The Geography of Brain Drain in America (Route Fifty). Many studies have documented the growing divergence between places based on their ability to attract, retain, and cluster highly educated and skilled workers and to develop high-tech startup companies. A new report from the Social Capital Project of the Joint Economic Committee of the U.S. Congress takes a close look at the reality of brain drain across the 50 states. The report uses U.S. Census data and focuses on people in their post-college and post-graduate-school years—people between the ages of 31 and 40 who are either “movers” or “leavers,” heading off to different states, or “stayers” who continue to live in their home state. There is also an interactive map with all of the data points.

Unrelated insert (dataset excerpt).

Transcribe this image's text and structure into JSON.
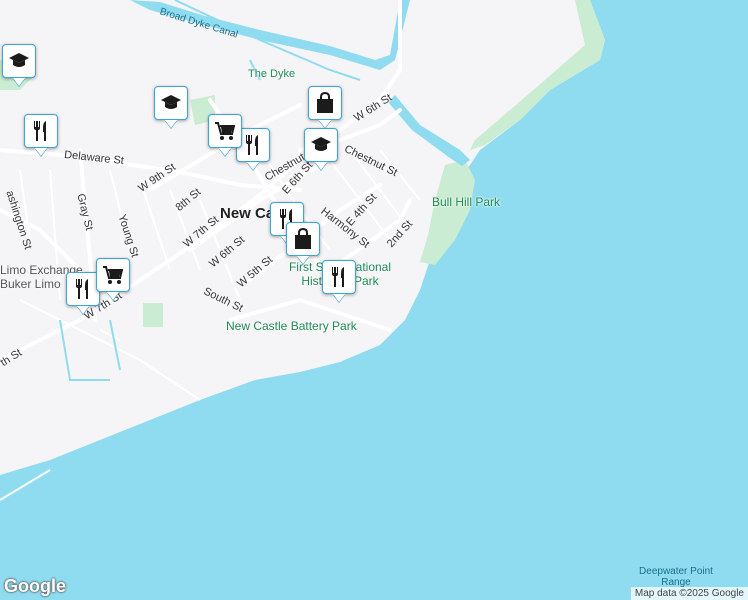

Opportunity Occupations (Federal Reserve Banks of Cleveland and Philadelphia). Opportunity employment, defined as employment accessible to workers without a bachelor’s degree and typically paying above the national annual median wage ($37,690), adjusted for regional differences in consumer prices, accounts for 21.6 percent of total employment in the 121 metro areas analyzed in the report. Some of the largest opportunity occupations, including a number in health care and the skilled trades, could experience above-average growth through 2026 and are not considered to be at significant risk of automation, while the reverse is true for some occupations in office and administrative support. Registered Nurses; Heavy and Tractor-Trailer Truck Drivers; Bookkeeping, Accounting, and Auditing Clerks; Maintenance and Repair Workers; and Carpenters are the largest opportunity occupations based on overall employment. Plumbers, Pipefitters, and Steamfitters; Registered Nurses; and Heating, Air Conditioning, and Refrigeration Mechanics and Installers are projected to be the fastest growing Opportunity Occupations in coming years.